As the pandemic set in and with most Filipinos online all the time, the NBI’s Cybercrime Division recorded a 200-percent increase in the number of phishing cases in the country since the lockdowns started back in March 2020.

Phishing is listed by Philippine authorities as the top cybercrime being committed in the country during the Covid-19 pandemic, followed by online selling scams and proliferation of fake news, the website techwireasia.com also reported.
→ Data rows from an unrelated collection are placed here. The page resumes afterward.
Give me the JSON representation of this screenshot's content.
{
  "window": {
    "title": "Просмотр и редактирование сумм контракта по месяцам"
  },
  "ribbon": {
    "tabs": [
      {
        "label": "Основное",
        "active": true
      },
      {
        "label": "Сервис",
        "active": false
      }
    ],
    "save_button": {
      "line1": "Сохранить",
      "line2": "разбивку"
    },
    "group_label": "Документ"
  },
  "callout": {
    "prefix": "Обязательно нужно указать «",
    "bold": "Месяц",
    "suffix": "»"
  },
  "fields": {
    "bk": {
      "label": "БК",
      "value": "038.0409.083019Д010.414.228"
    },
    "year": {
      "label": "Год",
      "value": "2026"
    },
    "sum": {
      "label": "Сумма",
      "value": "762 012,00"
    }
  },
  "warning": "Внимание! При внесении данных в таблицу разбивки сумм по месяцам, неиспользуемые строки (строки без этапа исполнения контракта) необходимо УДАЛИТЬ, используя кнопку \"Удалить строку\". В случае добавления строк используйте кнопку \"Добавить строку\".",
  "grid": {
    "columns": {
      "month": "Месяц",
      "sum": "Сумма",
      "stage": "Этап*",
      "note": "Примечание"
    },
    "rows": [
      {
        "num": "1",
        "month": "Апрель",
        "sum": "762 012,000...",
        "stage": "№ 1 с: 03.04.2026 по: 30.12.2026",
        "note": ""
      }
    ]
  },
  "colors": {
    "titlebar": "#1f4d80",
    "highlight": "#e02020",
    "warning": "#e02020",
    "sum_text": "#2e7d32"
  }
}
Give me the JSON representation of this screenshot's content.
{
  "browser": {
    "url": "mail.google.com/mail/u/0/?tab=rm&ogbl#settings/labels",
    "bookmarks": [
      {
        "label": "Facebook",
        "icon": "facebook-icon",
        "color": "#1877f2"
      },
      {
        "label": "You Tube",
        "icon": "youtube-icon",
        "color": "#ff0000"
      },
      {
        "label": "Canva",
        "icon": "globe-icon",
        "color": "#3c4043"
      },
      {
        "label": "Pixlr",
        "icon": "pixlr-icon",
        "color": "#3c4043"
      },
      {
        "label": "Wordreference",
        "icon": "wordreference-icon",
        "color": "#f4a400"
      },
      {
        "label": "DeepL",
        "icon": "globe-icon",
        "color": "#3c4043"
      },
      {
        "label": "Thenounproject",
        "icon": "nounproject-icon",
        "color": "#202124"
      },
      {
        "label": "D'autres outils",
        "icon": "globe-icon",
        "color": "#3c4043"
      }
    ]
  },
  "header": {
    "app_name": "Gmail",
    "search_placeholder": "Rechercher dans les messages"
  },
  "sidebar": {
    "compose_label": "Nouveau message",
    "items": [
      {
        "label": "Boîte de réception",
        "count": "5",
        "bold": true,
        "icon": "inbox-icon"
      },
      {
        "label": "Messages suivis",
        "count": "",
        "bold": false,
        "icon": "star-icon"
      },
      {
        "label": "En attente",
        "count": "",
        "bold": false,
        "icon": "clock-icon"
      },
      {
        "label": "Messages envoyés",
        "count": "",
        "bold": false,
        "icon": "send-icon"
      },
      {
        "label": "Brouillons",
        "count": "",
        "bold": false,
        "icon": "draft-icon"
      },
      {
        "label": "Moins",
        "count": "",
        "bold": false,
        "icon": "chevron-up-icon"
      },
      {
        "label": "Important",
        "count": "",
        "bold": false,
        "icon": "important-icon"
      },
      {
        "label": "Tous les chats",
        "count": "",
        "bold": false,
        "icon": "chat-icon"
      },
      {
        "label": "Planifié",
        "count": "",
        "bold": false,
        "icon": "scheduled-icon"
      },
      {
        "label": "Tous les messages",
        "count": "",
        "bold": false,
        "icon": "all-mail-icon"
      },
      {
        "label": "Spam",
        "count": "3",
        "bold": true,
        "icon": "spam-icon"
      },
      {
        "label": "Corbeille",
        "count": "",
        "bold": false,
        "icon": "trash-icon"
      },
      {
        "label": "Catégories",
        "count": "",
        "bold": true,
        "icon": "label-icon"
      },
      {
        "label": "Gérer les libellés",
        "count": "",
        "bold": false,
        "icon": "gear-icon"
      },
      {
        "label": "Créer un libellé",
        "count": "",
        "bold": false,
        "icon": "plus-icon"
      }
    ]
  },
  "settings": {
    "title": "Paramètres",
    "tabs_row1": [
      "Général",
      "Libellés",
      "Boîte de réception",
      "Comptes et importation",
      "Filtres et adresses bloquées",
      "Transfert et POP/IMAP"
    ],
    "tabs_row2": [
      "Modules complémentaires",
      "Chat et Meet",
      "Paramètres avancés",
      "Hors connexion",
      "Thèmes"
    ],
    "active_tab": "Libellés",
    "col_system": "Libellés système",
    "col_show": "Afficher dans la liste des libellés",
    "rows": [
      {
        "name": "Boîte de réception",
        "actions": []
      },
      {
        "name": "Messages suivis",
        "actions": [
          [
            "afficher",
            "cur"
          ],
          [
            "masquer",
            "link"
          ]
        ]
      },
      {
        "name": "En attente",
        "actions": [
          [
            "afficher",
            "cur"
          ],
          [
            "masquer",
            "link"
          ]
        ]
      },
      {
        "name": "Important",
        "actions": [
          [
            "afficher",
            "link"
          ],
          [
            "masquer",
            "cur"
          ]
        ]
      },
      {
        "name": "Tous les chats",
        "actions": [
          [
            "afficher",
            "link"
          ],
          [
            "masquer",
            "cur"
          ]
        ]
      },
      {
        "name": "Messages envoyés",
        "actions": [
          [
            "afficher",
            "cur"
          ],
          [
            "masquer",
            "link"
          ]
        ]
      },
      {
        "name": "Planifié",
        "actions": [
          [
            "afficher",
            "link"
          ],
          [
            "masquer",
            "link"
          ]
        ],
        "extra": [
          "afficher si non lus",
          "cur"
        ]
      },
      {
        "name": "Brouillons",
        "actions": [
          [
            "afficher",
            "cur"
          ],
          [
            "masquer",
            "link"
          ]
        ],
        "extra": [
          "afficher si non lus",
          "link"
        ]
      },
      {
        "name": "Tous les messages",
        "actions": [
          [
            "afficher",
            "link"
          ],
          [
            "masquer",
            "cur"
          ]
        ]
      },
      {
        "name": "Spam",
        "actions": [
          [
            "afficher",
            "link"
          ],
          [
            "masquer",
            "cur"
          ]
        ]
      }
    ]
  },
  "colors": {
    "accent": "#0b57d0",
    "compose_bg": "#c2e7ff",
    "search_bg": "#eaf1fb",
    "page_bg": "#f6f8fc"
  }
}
Baldovino said, luckily, they have not received any complaints about it yet in Bacolod City and Negros Occidental.

Difficult to trace

The NBI-Bacolod head admitted difficulty in investigating cybercrimes like phishing because they need to trace the perpetrators.

If in case there are reported incidents of phishing and other cybercrimes, Baldovino said they will refer them to their national office based in Metro Manila.

The main office of NBI has personnel who are trained to handle cases like this and equipment to use, he said.

Jake Pomeprada, who is a Masters of Arts in Education major in Information Technology graduate, said not unless the phishers are using a virtual private network or VPN or an encrypted connection over the internet from a device to a network, then it would be impossible to arrest these fraudsters.

A science research specialist of the Technological University of the Philippines-Visayas, Pomperada said tracing the phishers through Internet Protocol or IP address or the unique address that identifies a device on the internet or a local network is also not possible as this could be changed or altered.

Warning

Baldovino warned that phishers, once arrested, could be penalized under the law. What they are doing is illegal under the CyberCrime Prevention act of 2012 or Republic Act 10175, he said.

Under this law, computer-related fraud or the unauthorized input, alteration, or deletion of computer data or program or interference in the functioning of a computer system, causing damage with fraudulent intent is prohibited.

It also prohibits computer-related identity theft or the intentional acquisition, use, misuse, transfer, possession, alteration or deletion of identifying information belonging to another, whether natural or juridical, without approval.

Any person found guilty of these offenses may be punished with imprisonment of prision mayor or a fine of at least P200,000 up to a maximum amount commensurate to the damage incurred or both.

Wrong way

With the pandemic still badly hitting many sectors of the society, especially those who have lost their jobs and sources of income, phishing and other fraudulent acts could continue to flourish.

Whatever the reason of these people for doing such activity, the ends could not justify the means, and as the saying goes “no one can escape the long arm of the law.”

A sad reality that we need to face is that, while digital technology has indeed gone a long way with many people using it to uplift their lives, unfortunately, there are few who are using it in a wrong way and to the detriment of others.